Export News, August 2011
It can be difficult for the average exporter to attract capital to support growth. So what are some of the secrets to getting ‘shown the money’ by investors and other providers of capital?
The money is there. Since being established in 2002, the NZ Venture Investment Fund has invested $123 million into 100 seed and start-up companies, backed by a further $308 million of venture and angel investment capital. Almost 80 percent of these companies are exporters, and mostly in the technology sector.
“Typically the companies have developed new technologies, backed by patents, which give them a distinctive niche into high value international markets. They are usually in sectors such as software and internet, agricultural technologies, medical devices, niche manufacturing and biotechnology.” says NZVIF chief executive Franceska Banga.
The venture capitalists’ view would be that there is never a shortage of funds, just a shortage of viable investment propositions.
For young exporters looking to accelerate their growth, or for mature businesses with owners wanting an exit, similar principles apply to successfully gaining the confidence of investors.
Solid evidence of profitable financial performance, strong earnings projections, talented and committed management, products or services of a certain standard, and intellectual property protection are all important measures.
(NZTE has good resources in this area. Their Investment Ready Guide offers guidance on understanding sources of funding, how to access it and present yourself)
It is often the ‘market’ aspect that can be underestimated by people seeking capital. All of those other elements above being equal, the excitement a strong market story creates can make a huge difference to your prospects of getting the cash.
A good market story has to be based on a solid, provable opportunity. Companies, particularly those in the start-up phase, can be overly optimistic about their forecasting. Technology businesses especially tend to only see upside.
It is the hamburgers to China syndrome -“we just have to sell hamburgers to 0.5 percent of the Chinese population to get enormously rich.” But the Chinese population is never the market.
It is the subset of people in China who eat the kind of hamburgers you sell, who aren’t loyal to your competitors, who earn enough to pay for your product, who can access them through your distribution channel, who like your style of hamburger and so on.
The key thing to remember is that smart investors are not backing your product at all. What they are betting on is your ability to solve a customer problem. What interests venture capitalists is not clever products, but clever ways of meeting a clear market need.
What’s the difference? Consider this scenario confronting a 19th century venture capitalist:
- Proposition 1: I’ve invented this amazing thing called a car. It has a black metal chassis, rubber wheels and a combustion engine.
- Proposition 2: I’ve invented this machine that gets you around as fast as a horse and buggy but never gets tired.
Which one would you have invested in? The example sounds silly, but some New Zealand entrepreneurs will describe their valuable investment commodity in terms of what it is, rather than what it does for people. They expect investors to somehow divine what the market opportunity is.
Lenders want to invest in a market opportunity that you are developing, not your product. Of course there are many other important factors such as quality of management, financials and intellectual property protection. But it is this fundamental marketing concept that is often the missing element in compelling business propositions.
How do you develop this story for potential funders?
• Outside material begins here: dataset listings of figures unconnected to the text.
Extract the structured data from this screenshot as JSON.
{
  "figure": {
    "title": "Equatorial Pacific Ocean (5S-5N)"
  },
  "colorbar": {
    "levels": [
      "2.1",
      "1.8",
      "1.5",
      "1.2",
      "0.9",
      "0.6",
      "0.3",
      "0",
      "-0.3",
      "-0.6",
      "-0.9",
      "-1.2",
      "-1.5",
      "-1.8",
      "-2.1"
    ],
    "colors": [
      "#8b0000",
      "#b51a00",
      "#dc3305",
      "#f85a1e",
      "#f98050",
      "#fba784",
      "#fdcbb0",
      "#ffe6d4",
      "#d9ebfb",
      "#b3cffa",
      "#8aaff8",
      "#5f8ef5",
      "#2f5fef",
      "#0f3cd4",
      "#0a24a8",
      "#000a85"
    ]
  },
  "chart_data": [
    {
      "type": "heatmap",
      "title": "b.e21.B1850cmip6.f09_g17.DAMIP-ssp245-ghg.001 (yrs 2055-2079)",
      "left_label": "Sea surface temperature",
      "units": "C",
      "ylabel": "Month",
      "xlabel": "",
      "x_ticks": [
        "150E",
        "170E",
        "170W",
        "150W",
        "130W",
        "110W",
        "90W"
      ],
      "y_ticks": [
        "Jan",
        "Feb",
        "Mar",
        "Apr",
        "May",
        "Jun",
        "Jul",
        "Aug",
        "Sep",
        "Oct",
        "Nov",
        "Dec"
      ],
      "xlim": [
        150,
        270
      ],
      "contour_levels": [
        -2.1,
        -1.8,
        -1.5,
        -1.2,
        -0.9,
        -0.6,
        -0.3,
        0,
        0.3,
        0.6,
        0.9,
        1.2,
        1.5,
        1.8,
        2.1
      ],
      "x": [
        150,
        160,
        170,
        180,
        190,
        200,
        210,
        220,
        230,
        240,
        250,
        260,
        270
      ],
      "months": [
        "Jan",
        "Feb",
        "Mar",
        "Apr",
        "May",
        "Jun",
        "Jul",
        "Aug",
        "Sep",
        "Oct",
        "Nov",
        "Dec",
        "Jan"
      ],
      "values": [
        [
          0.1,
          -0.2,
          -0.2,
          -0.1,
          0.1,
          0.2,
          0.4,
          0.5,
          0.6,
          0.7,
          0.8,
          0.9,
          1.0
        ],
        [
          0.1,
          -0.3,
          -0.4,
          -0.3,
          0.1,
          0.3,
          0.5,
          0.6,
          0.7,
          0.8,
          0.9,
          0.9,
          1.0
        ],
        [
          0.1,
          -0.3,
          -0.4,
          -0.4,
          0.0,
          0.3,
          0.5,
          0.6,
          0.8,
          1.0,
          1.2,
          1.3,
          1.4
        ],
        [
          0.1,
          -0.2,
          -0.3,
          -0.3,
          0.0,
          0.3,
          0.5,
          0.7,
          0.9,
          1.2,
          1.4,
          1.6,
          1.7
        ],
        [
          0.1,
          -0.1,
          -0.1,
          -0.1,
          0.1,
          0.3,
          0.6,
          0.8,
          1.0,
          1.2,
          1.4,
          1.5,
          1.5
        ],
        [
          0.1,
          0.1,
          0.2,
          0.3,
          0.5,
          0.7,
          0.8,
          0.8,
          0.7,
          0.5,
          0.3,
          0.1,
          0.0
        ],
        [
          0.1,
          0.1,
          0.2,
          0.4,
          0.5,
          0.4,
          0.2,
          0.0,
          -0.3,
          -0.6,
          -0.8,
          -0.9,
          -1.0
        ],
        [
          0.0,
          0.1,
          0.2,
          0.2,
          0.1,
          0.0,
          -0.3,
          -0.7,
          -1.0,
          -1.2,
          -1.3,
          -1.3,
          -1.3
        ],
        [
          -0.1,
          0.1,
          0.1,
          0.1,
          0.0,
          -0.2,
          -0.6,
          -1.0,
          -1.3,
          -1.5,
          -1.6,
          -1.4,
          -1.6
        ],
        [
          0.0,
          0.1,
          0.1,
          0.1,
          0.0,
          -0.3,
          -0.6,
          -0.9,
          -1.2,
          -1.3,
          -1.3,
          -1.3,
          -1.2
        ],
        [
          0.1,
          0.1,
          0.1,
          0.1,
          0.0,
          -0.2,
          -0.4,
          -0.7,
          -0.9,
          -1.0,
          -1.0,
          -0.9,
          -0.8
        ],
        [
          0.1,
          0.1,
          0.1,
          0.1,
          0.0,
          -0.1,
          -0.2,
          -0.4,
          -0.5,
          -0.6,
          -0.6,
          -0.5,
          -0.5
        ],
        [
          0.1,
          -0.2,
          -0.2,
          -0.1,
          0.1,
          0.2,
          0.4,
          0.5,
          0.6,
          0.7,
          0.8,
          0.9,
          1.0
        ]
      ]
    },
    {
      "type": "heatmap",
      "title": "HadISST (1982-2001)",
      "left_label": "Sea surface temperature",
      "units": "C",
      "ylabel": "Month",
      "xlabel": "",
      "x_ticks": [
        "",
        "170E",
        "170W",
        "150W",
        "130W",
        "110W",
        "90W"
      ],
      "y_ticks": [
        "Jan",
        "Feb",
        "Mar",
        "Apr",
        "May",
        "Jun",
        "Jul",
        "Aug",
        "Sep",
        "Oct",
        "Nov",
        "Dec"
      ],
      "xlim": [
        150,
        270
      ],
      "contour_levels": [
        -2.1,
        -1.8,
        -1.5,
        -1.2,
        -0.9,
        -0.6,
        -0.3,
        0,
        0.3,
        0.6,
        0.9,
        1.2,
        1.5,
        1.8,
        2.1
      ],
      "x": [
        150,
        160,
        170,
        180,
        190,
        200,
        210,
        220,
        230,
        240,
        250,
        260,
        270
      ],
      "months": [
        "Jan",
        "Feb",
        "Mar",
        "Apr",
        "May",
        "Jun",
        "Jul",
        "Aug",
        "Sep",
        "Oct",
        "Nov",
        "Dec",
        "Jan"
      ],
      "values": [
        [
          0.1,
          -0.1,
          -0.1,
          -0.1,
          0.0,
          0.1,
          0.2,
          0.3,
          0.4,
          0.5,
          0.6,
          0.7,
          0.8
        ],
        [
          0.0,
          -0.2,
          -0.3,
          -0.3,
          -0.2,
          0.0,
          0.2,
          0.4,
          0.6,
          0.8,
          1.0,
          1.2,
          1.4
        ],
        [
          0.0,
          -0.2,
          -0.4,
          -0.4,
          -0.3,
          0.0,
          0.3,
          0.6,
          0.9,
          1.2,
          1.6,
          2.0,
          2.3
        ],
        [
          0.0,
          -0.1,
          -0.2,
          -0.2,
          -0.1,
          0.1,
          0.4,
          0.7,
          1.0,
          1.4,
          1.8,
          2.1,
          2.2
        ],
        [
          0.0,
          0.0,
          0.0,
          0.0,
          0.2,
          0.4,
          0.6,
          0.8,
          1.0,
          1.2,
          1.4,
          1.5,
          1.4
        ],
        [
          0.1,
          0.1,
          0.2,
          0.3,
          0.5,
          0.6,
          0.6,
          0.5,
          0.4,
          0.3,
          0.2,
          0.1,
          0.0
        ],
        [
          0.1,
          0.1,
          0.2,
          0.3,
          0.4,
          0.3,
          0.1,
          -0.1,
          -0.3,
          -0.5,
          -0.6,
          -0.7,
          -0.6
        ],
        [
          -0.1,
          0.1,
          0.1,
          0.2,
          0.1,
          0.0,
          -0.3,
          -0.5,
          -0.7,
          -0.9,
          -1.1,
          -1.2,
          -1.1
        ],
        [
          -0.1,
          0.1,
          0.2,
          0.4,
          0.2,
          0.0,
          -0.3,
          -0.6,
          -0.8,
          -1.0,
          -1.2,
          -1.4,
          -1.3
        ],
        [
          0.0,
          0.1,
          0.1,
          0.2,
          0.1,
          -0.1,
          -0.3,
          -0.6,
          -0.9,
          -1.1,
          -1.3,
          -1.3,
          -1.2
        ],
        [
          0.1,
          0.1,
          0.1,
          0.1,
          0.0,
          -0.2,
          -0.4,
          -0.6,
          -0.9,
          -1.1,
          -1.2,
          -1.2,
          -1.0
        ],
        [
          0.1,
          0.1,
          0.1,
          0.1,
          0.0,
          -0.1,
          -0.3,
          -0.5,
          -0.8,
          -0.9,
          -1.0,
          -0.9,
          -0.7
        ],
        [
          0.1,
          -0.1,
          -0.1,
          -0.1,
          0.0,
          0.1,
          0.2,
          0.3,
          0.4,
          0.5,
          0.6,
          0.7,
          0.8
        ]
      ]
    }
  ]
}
First it is about the customer. Who are they, where are they, how many of them are there, how much money do they have, how often do they buy? The more clarity you have around this, the more believable your sales projections can be.
For example, you might have developed a revolutionary mountainbike and be seeking big wads of capital to go international. The market is not all people who could conceivably ride a bike, it is infinitely smaller. It is those people who like mountainbiking, can afford your price point, are looking to buy, have low loyalty to existing models etc.
Second is the market opportunity. What problem does your product solve for them and how intense an issue is that for them?
People buy bikes for many reasons, such as transport, fitness, adventure or just wanting to look cool. Which of those customer needs does your bike meet best and how big a need is that in all of your chosen markets?
Third is competition. Who else provides a solution and how do they compare? It doesn’t have to be a directly comparable provider – doing nothing may be a competitive choice for your customer, or some quite different way of solving their problem.
Bike manufacturers are many and varied. There are also other ways of getting around – from the humble foot to the skateboard to the motorbike to the bus. Do you understand all of those options and where your machine fits in?
Fourth, why are you special? Compared to those other ways of the customer solving their problem, why is yours better? Is it easier, faster, cheaper, higher quality or just cooler?
Why is your bike any better than the thousands of other choices? Maybe the design makes it more comfortable to ride, or it is 10 percent faster than any other comparable bike, or Alberto Contador uses one or it is the best value for money.
Fifth, how do the customers buy it? What channels do you have in place to sell and support your product, and what opportunities are there to sell other, similar products?
People like to try bikes before they buy. How can they ride yours, what shops stock it, can you order parts online, who services them?
The problem with funding capital in New Zealand is less about the lenders than our ability as business people to provide compelling investment propositions. Understanding the market you are in is the first step to creating the magic formula that will attract the capital to help you realise the potential of your great idea.